Pierre Lafrenière : Ma question portait aussi sur les modes de défense du sujet contre la pulsion. La névrose est un mode primaire de défense. Les modalités dont disposent le sujet aujourd’hui sont-elles les mêmes que celles d’autrefois pour se défendre de la pulsion ? Parce que, évidemment, le sujet peut aller traiter sa difficulté chez l’analyste, mais il y a des modes qui ne sont pas les voies thérapeutiques. Vous avez parlé de l’identification. On parle par exemple de la montée des border line, des états limites, ce n’est pas tout à fait la psychose…

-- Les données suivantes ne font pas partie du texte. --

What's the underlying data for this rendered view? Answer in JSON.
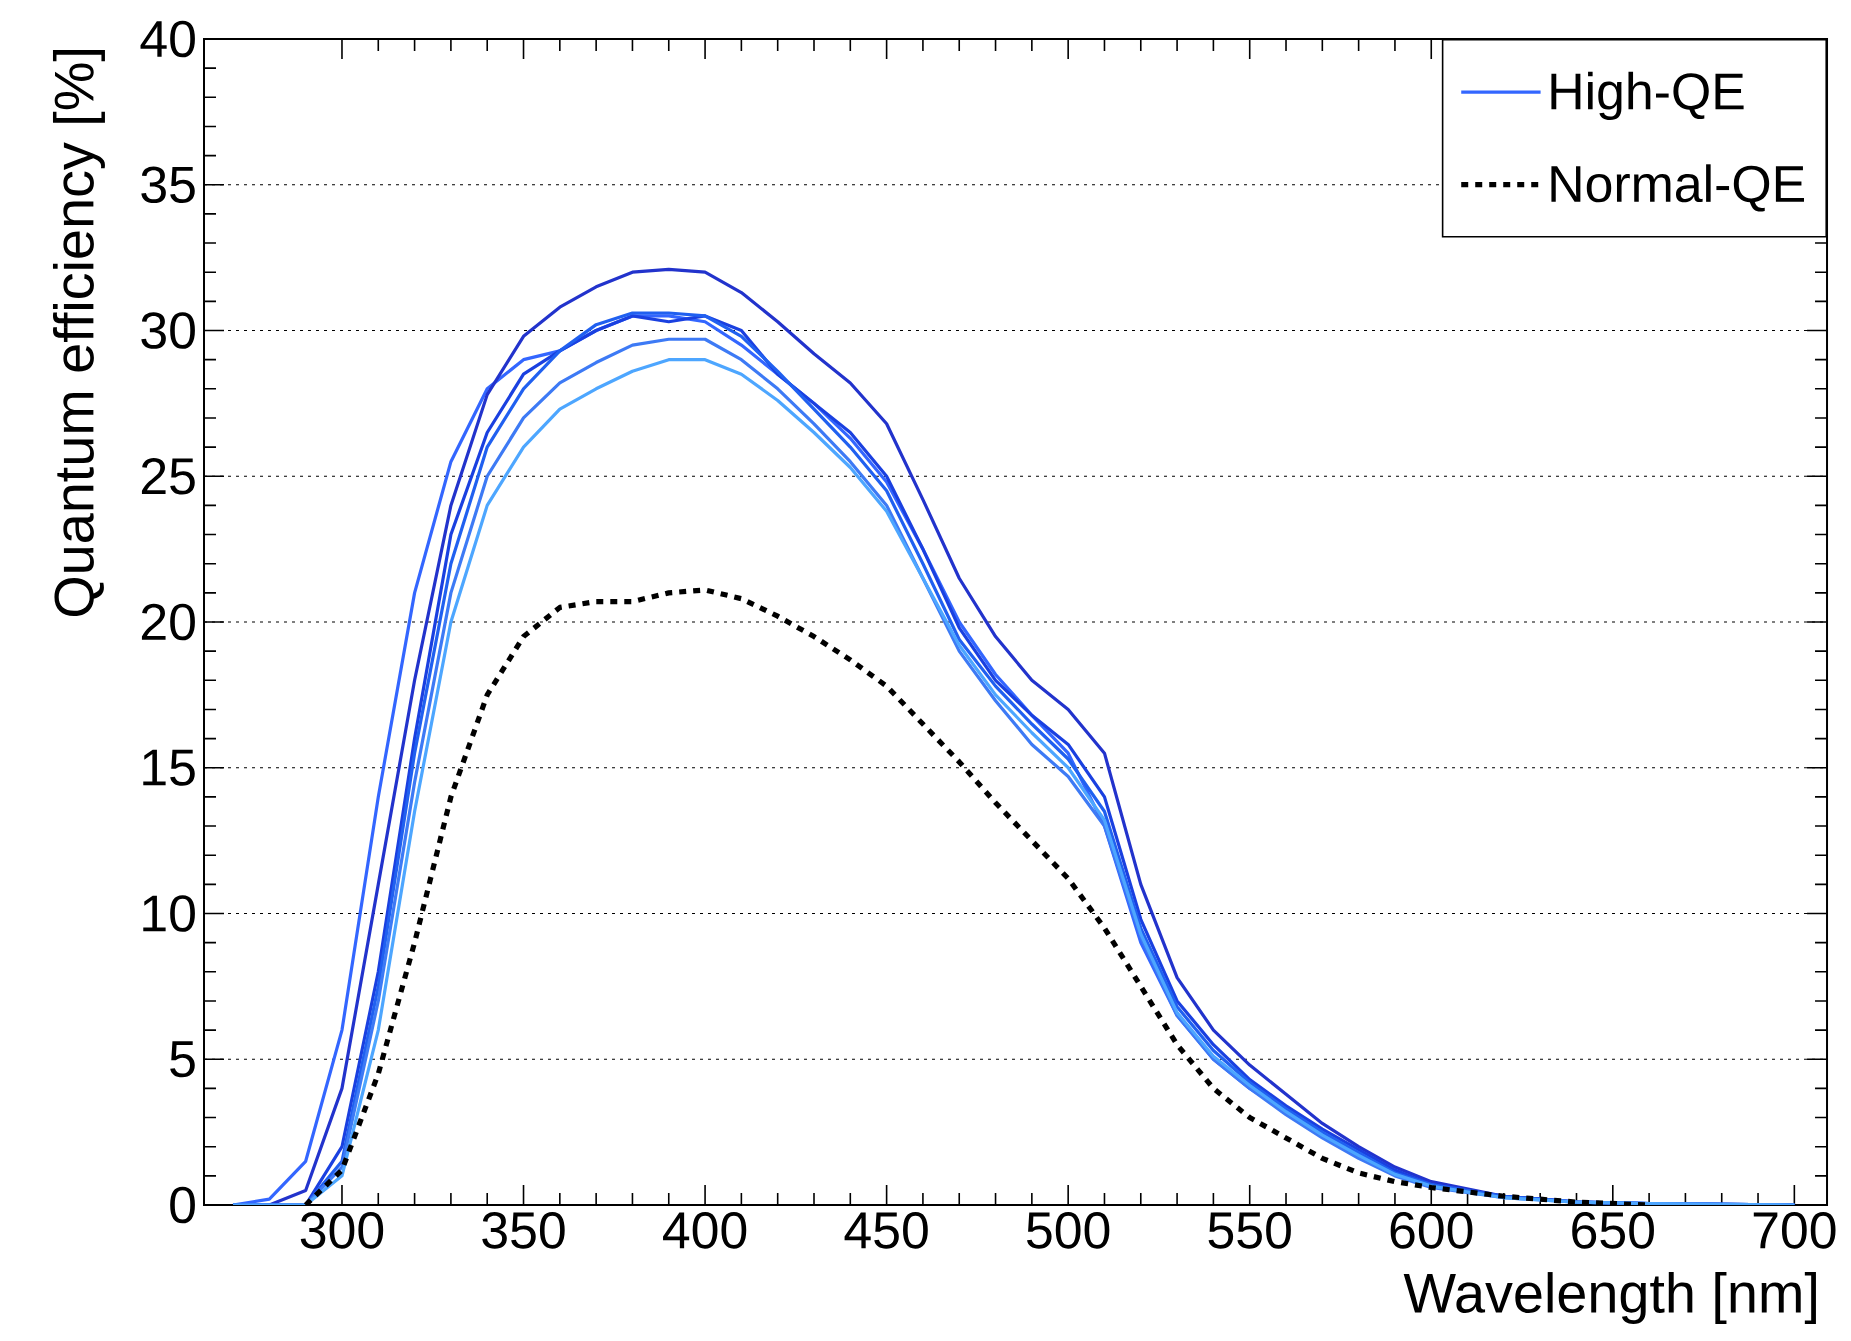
{
  "chart_data": {
    "type": "line",
    "xlabel": "Wavelength [nm]",
    "ylabel": "Quantum efficiency [%]",
    "xlim": [
      262,
      709
    ],
    "ylim": [
      0,
      40
    ],
    "xticks": [
      300,
      350,
      400,
      450,
      500,
      550,
      600,
      650,
      700
    ],
    "yticks": [
      0,
      5,
      10,
      15,
      20,
      25,
      30,
      35,
      40
    ],
    "grid": "y",
    "legend": "top right",
    "series": [
      {
        "name": "High-QE",
        "color": "#3366ff",
        "line_style": "solid",
        "x": [
          270,
          280,
          290,
          300,
          310,
          320,
          330,
          340,
          350,
          360,
          370,
          380,
          390,
          400,
          410,
          420,
          430,
          440,
          450,
          460,
          470,
          480,
          490,
          500,
          510,
          520,
          530,
          540,
          550,
          560,
          570,
          580,
          590,
          600,
          620,
          640,
          660,
          680,
          700
        ],
        "values": [
          0,
          0.2,
          1.5,
          6,
          14,
          21,
          25.5,
          28,
          29,
          29.3,
          30,
          30.5,
          30.5,
          30.3,
          29.5,
          28.5,
          27.5,
          26.3,
          24.8,
          22.5,
          20,
          18.2,
          16.8,
          15.5,
          13,
          9,
          6.5,
          5,
          4,
          3.2,
          2.4,
          1.7,
          1.1,
          0.7,
          0.3,
          0.1,
          0.05,
          0.02,
          0
        ]
      },
      {
        "color": "#2233cc",
        "line_style": "solid",
        "x": [
          270,
          280,
          290,
          300,
          310,
          320,
          330,
          340,
          350,
          360,
          370,
          380,
          390,
          400,
          410,
          420,
          430,
          440,
          450,
          460,
          470,
          480,
          490,
          500,
          510,
          520,
          530,
          540,
          550,
          560,
          570,
          580,
          590,
          600,
          620,
          640,
          660,
          680,
          700
        ],
        "values": [
          0,
          0,
          0.5,
          4,
          11,
          18,
          24,
          27.8,
          29.8,
          30.8,
          31.5,
          32,
          32.1,
          32,
          31.3,
          30.3,
          29.2,
          28.2,
          26.8,
          24.2,
          21.5,
          19.5,
          18,
          17,
          15.5,
          11,
          7.8,
          6,
          4.8,
          3.8,
          2.8,
          2,
          1.3,
          0.8,
          0.3,
          0.1,
          0.05,
          0.02,
          0
        ]
      },
      {
        "color": "#1a40e0",
        "line_style": "solid",
        "x": [
          270,
          280,
          290,
          300,
          310,
          320,
          330,
          340,
          350,
          360,
          370,
          380,
          390,
          400,
          410,
          420,
          430,
          440,
          450,
          460,
          470,
          480,
          490,
          500,
          510,
          520,
          530,
          540,
          550,
          560,
          570,
          580,
          590,
          600,
          620,
          640,
          660,
          680,
          700
        ],
        "values": [
          0,
          0,
          0,
          2,
          8,
          16,
          23,
          26.5,
          28.5,
          29.3,
          30,
          30.5,
          30.3,
          30.5,
          30,
          28.5,
          27.5,
          26.5,
          25,
          22.5,
          19.8,
          18,
          16.8,
          15.8,
          14,
          9.8,
          7,
          5.5,
          4.3,
          3.4,
          2.6,
          1.9,
          1.2,
          0.7,
          0.3,
          0.1,
          0.05,
          0.02,
          0
        ]
      },
      {
        "color": "#2060f0",
        "line_style": "solid",
        "x": [
          270,
          280,
          290,
          300,
          310,
          320,
          330,
          340,
          350,
          360,
          370,
          380,
          390,
          400,
          410,
          420,
          430,
          440,
          450,
          460,
          470,
          480,
          490,
          500,
          510,
          520,
          530,
          540,
          550,
          560,
          570,
          580,
          590,
          600,
          620,
          640,
          660,
          680,
          700
        ],
        "values": [
          0,
          0,
          0,
          1.5,
          7.5,
          15.5,
          22,
          26,
          28,
          29.3,
          30.2,
          30.6,
          30.6,
          30.5,
          29.8,
          28.6,
          27.3,
          26,
          24.5,
          22,
          19.4,
          17.8,
          16.5,
          15.3,
          13.5,
          9.5,
          6.8,
          5.3,
          4.2,
          3.3,
          2.5,
          1.8,
          1.1,
          0.7,
          0.3,
          0.1,
          0.05,
          0.02,
          0
        ]
      },
      {
        "color": "#3d7af5",
        "line_style": "solid",
        "x": [
          270,
          280,
          290,
          300,
          310,
          320,
          330,
          340,
          350,
          360,
          370,
          380,
          390,
          400,
          410,
          420,
          430,
          440,
          450,
          460,
          470,
          480,
          490,
          500,
          510,
          520,
          530,
          540,
          550,
          560,
          570,
          580,
          590,
          600,
          620,
          640,
          660,
          680,
          700
        ],
        "values": [
          0,
          0,
          0,
          1.3,
          7,
          14.5,
          21,
          25,
          27,
          28.2,
          28.9,
          29.5,
          29.7,
          29.7,
          29,
          28,
          26.8,
          25.5,
          24,
          21.5,
          19,
          17.3,
          15.8,
          14.7,
          13,
          9.2,
          6.5,
          5,
          4,
          3.1,
          2.3,
          1.6,
          1,
          0.6,
          0.25,
          0.1,
          0.05,
          0.02,
          0
        ]
      },
      {
        "color": "#4da6ff",
        "line_style": "solid",
        "x": [
          270,
          280,
          290,
          300,
          310,
          320,
          330,
          340,
          350,
          360,
          370,
          380,
          390,
          400,
          410,
          420,
          430,
          440,
          450,
          460,
          470,
          480,
          490,
          500,
          510,
          520,
          530,
          540,
          550,
          560,
          570,
          580,
          590,
          600,
          620,
          640,
          660,
          680,
          700
        ],
        "values": [
          0,
          0,
          0,
          1,
          6,
          13.5,
          20,
          24,
          26,
          27.3,
          28,
          28.6,
          29,
          29,
          28.5,
          27.6,
          26.5,
          25.3,
          23.8,
          21.5,
          19.2,
          17.5,
          16.2,
          15,
          13.2,
          9.3,
          6.6,
          5.1,
          4.1,
          3.2,
          2.4,
          1.7,
          1.05,
          0.65,
          0.25,
          0.1,
          0.05,
          0.02,
          0
        ]
      },
      {
        "name": "Normal-QE",
        "color": "#000000",
        "line_style": "dotted",
        "x": [
          290,
          300,
          310,
          320,
          330,
          340,
          350,
          360,
          370,
          380,
          390,
          400,
          410,
          420,
          430,
          440,
          450,
          460,
          470,
          480,
          490,
          500,
          510,
          520,
          530,
          540,
          550,
          560,
          570,
          580,
          590,
          600,
          620,
          640,
          660
        ],
        "values": [
          0,
          1.2,
          4.5,
          9,
          14,
          17.5,
          19.5,
          20.5,
          20.7,
          20.7,
          21,
          21.1,
          20.8,
          20.2,
          19.5,
          18.7,
          17.8,
          16.5,
          15.2,
          13.8,
          12.5,
          11.2,
          9.5,
          7.5,
          5.5,
          4,
          3,
          2.3,
          1.6,
          1.1,
          0.8,
          0.6,
          0.3,
          0.1,
          0
        ]
      }
    ]
  }
}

M.B. : Nous mêmes dans le champ lacanien, nous parlons des nouvelles psychoses, qui ne sont pas les mêmes que les psychoses classiques. Je crois que l’on pourrait parler des modifications des formes de réponse à la pulsion. Il y a une histoire de la clinique, c’est l’histoire des modes de jouissance, comme réponse à la pulsion, et c’est sujet à modifications. C’est vrai nous ne rencontrons pas les mêmes hystéries qu’au temps de Freud et c’est vrai que nous ne rencontrons plus les mêmes psychoses que celles des années 50, quand Lacan parlait de la métaphore paternelle.
- 1. J. Lacan : Le stade du miroir comme formateur de la fonction du Je telle qu’elle nous est révélée dans l’expérience psychanalytique communication faite au XVI e ongrès international de psychanalyse, à Zürich , le 17 juillet 1949 in Les Écrits, p. 93, Seuil.